While the majority of the work conducted on Tough Apparel’s Mutoh ValueJet 1638WX dye-sub device is for its product lines, it also completes work for a handful of other businesses in the area. For example, it recently had a client reach out looking for digitally printed textiles in small batch orders, roughly five to 15 yards at a time. The customer had been using a large online company to process these jobs, however Tough Apparel’s cost was roughly 40 percent less.
Tough Apparel completed the job very quickly, the day after the order was placed, printing and pressing ten yards of custom print fabric. “Small orders like this fit in line with our normal daily production and are extremely easy to complete for customers,” explains Bennett.
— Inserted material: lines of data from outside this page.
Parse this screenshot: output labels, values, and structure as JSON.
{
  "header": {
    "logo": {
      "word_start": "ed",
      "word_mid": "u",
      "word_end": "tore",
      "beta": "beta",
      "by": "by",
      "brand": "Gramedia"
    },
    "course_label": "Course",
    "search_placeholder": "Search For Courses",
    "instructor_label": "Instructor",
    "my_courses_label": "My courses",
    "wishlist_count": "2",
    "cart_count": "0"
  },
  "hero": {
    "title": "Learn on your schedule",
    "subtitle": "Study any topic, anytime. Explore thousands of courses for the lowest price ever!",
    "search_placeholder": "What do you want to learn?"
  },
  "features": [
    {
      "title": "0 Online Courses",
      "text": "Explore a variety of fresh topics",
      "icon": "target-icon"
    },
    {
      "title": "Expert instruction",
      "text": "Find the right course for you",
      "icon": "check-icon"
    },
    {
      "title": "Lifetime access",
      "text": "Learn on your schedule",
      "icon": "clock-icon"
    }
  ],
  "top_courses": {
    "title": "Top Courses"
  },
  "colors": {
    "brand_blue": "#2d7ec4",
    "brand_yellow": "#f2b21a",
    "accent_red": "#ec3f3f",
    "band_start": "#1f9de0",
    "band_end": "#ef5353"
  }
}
Smart thinking allowed Tough Apparel to weather the COVID-19 storm, supplementing its traditional work with side orders. The onslaught of the pandemic forced the company to bring cut and sewing capabilities in house as it lost its necktie manufacturers. Coincidentally, this occurred a month before the Shark Tank episode aired.
“Over the course of 60 days—30 days leading up to Shark Tank and 30 days after—we purchased the equipment necessary to cut and sew our own ties and taught a small group of seamstresses how to make them. This is the only thing that kept our company alive and allowed us to fulfill the demand after our Shark Tank episode aired,” says Bennett.
Bringing finishing in house also allowed the company to help out early on in the pandemic when face masks and neck gaiters were in short supply. “Through constant pivoting and adaptation, we’ve been able to not only stay alive during COVID-19 but also bring much of our supply chain in house allowing us to scale quicker than we ever could have before.”
Tough Apparel positioned itself as a lean and mean business. It operates with no inventory, supplying products like its Tough Ties on demand. The model works and it is thanks to savvy business owners, the advantages of dye-sub printing, and in-house finishing capabilities.